Quello di Guillermo del Toro è il film che più ha commosso, affascinato, incantato la Mostra di Venezia
Il campione assoluto – il film che più ha commosso, affascinato, incantato la Mostra di Venezia – è “Frankenstein” di Guillermo del Toro. Gran specialista di mostri, dalla guerra civile spagnola è passato a “La forma dell’acqua” (lui nega, ma il suo anfibio innamorato, ghiotto di uova sode, somiglia come una goccia d’acqua a quello inventato dalla scrittrice Rachel Ingalls nel suo racconto “Mrs. Caliban”, Nottetempo). Ora il regista messicano ha dato seguito alla sua passione, che risale a quando era bambino, per “Frankenstein” di Mary Shelley. Ne abbiamo viste molte versioni, tra cui una del National Theater diretta da Danny Boyle: Benedict Cumberbatch e Jonny Lee Miller si scambiavano i ruoli ogni sera: la creatura diventava lo scienziato che cerca di creare la vita. Qui la creatura è lo statuario attore Jacob Elordi, oltre due metri di bellezza marmorea. Victor Frankenstein è Oscar Isaac, che vuole creare la vita in laboratorio, aiutandosi con il fulmine. Fedelissimo al romanzo di Mary Shelley, e nello stesso tempo contemporaneo, “Frankenstein” inizia tra i ghiacci. Una nave è incagliata, qualcuno si avvicina e viene issato a bordo. E’ inseguito dalla sua creatura, che ha parecchie domande da fagli. Non tanto il classico “non mi hai neppure dato un nome”; la richiesta di una compagna con cui ritirarsi tra i ghiacci, lontani dalla vista dell’uomo.
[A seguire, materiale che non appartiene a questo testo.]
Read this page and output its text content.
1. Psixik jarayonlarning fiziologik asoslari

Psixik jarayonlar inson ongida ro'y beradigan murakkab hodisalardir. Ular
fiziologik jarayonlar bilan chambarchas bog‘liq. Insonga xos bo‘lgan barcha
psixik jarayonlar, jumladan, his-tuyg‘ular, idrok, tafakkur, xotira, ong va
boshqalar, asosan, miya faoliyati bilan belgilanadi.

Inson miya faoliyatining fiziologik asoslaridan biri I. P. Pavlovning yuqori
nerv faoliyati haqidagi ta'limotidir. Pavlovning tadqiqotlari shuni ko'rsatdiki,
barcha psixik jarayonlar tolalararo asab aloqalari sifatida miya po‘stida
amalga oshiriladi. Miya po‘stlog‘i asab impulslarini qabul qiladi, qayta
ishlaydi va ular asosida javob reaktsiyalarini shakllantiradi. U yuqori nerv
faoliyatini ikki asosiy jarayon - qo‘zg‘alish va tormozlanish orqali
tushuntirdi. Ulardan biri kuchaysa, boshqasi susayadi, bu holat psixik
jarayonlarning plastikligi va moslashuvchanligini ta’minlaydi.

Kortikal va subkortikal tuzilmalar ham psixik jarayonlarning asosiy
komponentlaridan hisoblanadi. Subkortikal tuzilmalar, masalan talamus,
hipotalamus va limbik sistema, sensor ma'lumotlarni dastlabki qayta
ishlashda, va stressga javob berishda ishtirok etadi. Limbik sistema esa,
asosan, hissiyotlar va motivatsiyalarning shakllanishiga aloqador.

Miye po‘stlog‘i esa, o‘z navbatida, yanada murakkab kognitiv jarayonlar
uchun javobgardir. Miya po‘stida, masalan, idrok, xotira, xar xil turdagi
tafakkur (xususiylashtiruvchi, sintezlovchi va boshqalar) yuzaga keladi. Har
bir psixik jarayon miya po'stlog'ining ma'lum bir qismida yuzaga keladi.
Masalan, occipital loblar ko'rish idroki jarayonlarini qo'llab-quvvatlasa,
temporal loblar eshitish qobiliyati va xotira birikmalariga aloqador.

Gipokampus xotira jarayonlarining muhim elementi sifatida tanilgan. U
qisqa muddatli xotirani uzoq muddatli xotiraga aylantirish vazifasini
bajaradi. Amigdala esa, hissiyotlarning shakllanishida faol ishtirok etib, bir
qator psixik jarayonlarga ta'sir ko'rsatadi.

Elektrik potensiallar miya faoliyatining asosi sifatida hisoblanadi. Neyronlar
Meno riuscito – ed è un peccato – il film tratto dal romanzo di Giuliano da Empoli “Il mago del Cremlino”. Lo ha diretto Olivier Assayas, che non ricordavamo così “televisivo”. Eppure l’adattamento è firmato da Emmanuel Carrère, non l’ultimo arrivato. Racconta lo spin doctor di Putin, Vladimir Baranov – nella realtà, era Vladimir Surkov. Grande comunicatore, ex creatore di reality show, racconta a un giornalista l’ascesa al potere del nuovo Zar, che nel film è Jude Law. Meno riuscito, perché il romanzo di Giuliano da Empoli era raccontato in prima persona. Quindi lasciava spazio al sospetto che Baranov truccasse un po’ le carte, mettendosi al centro di faccende in cui non era stato così decisivo. Dire “sono stato io”, soprattutto in questioni delicate che riguardano la Russia degli anni 90, può generare mostri.
Gianfranco Rosi dichiara di aver lavorato tre anni al suo documentario su Napoli, “Sotto le nuvole”. Sprezzando ogni modestia, ha fatto circolare qualche giorno fa una mail che annunciava “rilasciata sui social la prima foto di Gianfranco Rosi mentre riprende il Vesuvio”. Per prima cosa, invece dell’orribile calco “rilasciare” si potrebbe senza danni dire “diffondere”. La foto ritraeva Rosi in posa “fotografo d’altri tempi”: l’occhio alla macchina da presa posata sul treppiede, qualche pecora in primo piano, dietro il golfo di Napoli e le nuvole del vulcano. Si capisce che il Leone d’oro per “Sacro GRA”, nel 2013, gli ha dato un pochino alla testa. “Sotto le nuvole” ha storie più curiose e interessanti, per esempio la nave carica di grano arrivata dall’Ucraina. Servono giorni per svuotarla.